For the case in your previous comment, we would have $| V^* U S^{1/2} |_F^2 = |S^{1/2}|_F^2$, so the subspace we are testing (the one given by V) would be irrelevant to the metric.

The reason I started thinking about this is that I noticed that the d(V, U, S_U) defined above is not the same as the definition in the paper in Figure A.6. Is it that this metric only makes sense if you have a truncated basis?

ma-gilles commented 1 month ago

I think everything you said is correct and it only makes sense with a truncated basis. But I think that is the case for every metric on subspaces.
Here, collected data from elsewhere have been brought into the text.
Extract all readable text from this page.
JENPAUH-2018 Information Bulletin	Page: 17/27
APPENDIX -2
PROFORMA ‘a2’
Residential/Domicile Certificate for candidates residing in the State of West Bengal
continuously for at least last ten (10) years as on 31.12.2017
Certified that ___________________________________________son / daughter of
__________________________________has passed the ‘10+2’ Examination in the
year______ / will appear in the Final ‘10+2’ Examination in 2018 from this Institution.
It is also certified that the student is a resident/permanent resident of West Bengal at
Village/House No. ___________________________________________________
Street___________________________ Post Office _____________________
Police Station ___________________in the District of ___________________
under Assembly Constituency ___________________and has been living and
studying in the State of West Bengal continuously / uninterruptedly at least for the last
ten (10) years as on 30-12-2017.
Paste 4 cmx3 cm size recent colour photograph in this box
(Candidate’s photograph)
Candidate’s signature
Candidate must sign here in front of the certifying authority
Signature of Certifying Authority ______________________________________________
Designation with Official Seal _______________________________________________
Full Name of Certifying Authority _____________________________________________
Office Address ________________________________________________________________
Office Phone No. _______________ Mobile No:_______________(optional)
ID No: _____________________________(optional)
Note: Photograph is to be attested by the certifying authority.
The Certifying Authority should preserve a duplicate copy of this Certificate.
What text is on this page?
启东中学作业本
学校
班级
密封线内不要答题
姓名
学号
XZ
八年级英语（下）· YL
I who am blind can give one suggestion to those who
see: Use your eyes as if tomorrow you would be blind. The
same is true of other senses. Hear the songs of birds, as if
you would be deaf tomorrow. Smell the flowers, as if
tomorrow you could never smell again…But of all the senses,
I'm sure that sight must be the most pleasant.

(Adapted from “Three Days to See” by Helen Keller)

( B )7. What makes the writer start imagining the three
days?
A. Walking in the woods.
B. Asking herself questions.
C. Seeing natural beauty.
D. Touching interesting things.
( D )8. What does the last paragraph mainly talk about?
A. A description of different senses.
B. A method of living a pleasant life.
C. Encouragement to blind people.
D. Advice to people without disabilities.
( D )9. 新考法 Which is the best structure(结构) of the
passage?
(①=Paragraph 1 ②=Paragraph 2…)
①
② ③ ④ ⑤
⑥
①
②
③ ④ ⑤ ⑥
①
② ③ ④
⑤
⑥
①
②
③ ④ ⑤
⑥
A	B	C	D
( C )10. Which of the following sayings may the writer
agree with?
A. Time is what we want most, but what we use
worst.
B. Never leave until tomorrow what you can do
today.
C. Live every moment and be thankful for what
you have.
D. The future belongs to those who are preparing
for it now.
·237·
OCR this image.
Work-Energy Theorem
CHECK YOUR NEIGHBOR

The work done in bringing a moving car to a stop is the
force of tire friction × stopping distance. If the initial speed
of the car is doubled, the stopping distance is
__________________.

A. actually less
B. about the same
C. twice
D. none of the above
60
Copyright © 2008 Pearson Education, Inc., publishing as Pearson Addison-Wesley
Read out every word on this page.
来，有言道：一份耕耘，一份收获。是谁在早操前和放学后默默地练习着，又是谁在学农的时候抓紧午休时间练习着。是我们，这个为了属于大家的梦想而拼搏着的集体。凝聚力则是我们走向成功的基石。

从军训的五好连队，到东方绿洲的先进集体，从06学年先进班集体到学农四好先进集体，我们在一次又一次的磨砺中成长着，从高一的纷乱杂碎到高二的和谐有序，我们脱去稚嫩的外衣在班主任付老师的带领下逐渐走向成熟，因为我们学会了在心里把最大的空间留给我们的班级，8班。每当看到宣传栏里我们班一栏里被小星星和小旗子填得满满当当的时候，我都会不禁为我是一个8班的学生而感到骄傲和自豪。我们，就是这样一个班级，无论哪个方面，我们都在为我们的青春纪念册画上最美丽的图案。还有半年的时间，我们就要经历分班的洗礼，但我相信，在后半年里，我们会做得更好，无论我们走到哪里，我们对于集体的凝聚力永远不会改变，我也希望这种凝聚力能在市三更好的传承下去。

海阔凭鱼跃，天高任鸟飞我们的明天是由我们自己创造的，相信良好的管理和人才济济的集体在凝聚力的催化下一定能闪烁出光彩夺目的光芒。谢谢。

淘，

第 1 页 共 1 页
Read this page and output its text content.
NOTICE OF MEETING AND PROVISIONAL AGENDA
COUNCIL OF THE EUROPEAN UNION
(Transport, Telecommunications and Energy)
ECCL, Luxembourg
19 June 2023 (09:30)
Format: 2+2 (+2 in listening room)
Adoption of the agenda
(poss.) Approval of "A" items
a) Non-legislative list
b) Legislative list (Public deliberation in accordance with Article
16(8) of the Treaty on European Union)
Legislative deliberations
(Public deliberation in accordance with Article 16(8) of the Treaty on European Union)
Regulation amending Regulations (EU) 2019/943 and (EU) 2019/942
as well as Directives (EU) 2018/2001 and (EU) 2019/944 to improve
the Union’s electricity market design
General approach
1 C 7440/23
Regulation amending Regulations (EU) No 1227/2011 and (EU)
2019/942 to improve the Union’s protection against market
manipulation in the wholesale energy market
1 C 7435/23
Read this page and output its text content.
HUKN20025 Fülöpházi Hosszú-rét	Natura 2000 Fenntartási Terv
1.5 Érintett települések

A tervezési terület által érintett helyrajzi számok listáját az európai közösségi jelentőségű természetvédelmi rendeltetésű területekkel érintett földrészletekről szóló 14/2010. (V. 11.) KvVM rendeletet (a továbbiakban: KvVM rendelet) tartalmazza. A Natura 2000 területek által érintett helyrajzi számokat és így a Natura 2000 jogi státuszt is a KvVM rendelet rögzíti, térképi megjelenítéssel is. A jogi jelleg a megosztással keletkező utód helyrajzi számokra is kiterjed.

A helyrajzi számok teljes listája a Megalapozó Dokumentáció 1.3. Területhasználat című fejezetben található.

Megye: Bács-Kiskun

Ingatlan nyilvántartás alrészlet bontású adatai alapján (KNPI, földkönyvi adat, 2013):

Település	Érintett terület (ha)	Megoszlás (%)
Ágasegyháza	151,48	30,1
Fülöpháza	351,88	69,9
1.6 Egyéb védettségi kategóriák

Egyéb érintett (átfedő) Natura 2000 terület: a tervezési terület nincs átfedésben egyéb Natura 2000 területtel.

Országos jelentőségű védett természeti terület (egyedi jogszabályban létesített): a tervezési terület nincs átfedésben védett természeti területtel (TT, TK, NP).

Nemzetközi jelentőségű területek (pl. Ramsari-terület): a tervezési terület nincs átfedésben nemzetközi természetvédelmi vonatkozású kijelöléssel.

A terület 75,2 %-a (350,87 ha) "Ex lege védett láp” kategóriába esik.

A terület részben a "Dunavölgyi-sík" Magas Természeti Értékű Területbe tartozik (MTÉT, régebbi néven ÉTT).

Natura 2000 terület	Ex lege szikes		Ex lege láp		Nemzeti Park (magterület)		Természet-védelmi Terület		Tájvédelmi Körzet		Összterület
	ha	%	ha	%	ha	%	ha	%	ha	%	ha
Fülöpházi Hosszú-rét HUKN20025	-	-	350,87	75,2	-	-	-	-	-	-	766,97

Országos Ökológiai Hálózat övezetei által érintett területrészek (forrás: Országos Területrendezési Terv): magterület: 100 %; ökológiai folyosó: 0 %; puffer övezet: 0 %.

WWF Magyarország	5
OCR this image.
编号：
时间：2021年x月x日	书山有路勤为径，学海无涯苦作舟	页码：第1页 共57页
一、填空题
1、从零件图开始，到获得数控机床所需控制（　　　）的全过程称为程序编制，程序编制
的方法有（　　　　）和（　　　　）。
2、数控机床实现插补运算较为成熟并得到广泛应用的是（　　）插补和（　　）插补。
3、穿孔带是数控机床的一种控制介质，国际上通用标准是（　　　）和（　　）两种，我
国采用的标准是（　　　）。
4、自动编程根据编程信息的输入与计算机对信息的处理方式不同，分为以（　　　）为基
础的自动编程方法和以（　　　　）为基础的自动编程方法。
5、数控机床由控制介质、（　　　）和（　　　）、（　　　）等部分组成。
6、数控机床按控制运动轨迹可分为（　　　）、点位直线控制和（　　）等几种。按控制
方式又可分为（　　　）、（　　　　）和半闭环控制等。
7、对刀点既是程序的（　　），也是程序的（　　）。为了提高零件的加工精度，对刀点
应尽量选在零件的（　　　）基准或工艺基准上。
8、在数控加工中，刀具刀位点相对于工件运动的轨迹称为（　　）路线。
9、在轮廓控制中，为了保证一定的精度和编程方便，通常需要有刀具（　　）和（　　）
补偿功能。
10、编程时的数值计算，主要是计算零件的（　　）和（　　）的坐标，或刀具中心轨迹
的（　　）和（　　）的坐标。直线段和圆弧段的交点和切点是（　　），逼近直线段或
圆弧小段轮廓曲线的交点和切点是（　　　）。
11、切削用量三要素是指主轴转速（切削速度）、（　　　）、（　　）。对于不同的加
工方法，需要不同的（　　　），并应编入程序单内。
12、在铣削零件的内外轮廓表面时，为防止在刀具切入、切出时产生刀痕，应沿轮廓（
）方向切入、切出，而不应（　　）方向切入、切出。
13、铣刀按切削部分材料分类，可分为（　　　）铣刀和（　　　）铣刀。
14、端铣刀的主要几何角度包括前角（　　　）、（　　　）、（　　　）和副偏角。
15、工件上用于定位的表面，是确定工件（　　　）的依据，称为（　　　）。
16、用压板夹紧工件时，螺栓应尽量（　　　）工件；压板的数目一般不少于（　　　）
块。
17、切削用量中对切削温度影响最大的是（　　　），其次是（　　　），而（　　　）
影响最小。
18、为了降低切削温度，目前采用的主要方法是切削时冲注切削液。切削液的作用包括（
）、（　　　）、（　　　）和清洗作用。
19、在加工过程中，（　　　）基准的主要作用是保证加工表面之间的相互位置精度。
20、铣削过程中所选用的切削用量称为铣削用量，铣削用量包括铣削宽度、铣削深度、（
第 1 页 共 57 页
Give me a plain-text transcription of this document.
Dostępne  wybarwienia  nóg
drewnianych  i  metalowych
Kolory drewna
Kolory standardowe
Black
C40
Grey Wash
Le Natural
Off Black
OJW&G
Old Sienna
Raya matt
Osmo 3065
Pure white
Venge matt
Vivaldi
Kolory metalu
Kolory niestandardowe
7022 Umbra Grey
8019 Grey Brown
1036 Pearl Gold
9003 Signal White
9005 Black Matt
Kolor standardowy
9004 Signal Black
E.g., any two n-dimensional subspaces of R^n are just all of R_n and thus would have a "largest principal angle" of 0. In this case, it would be interpreted as 100% of the variance is contained in R^n, which makes a good amount of sense.

Yes, there is an error in the preprint that's what I meant in the previous comment... This is what is in the newest version (online at some point, which I think is correct...):

The accuracy of the principal component is described using the percent of the captured variance, computed as

$$ | (U_k^* \Sigma U_k)^{1/2} |_F^2 \big / | \Sigma^{1/2}|_F^2 $$

, where $U_k$ is the matrix containing the first $k$ estimated principal components, $\Sigma$ is the true covariance matrix and $\Sigma^{1/2}$ is the matrix square-root, so that

$$ | A^{1/2} |_F^2 = \sum \sigma_i( A^{1/2})^2 = \sum \sigma_i(A) $$

where $\sigma_i(A)$ are the singular values of $A$.

If you force $U_k$ to be of dimension $k$ then this is maximized by the first $k$ singular vectors (the 'exact' curve in the paper). The motivation is that the only thing I care about for my work is: how much of the variance is captured in the estimated subspace, maybe it's not so relevant to what you're doing.

DSilva27 commented 1 month ago

Thank you! This is actually exactly what I need. Sorry about the confusion, I just wanted to make sure I understood the meaning of the metric. The explanation about how $R^n$ captures all the variance makes a lot of sense. Also, I really enjoyed reading through the new preprint

I think I have no more questions regarding this. I will not close the issue in case you want to keep it open for visibility.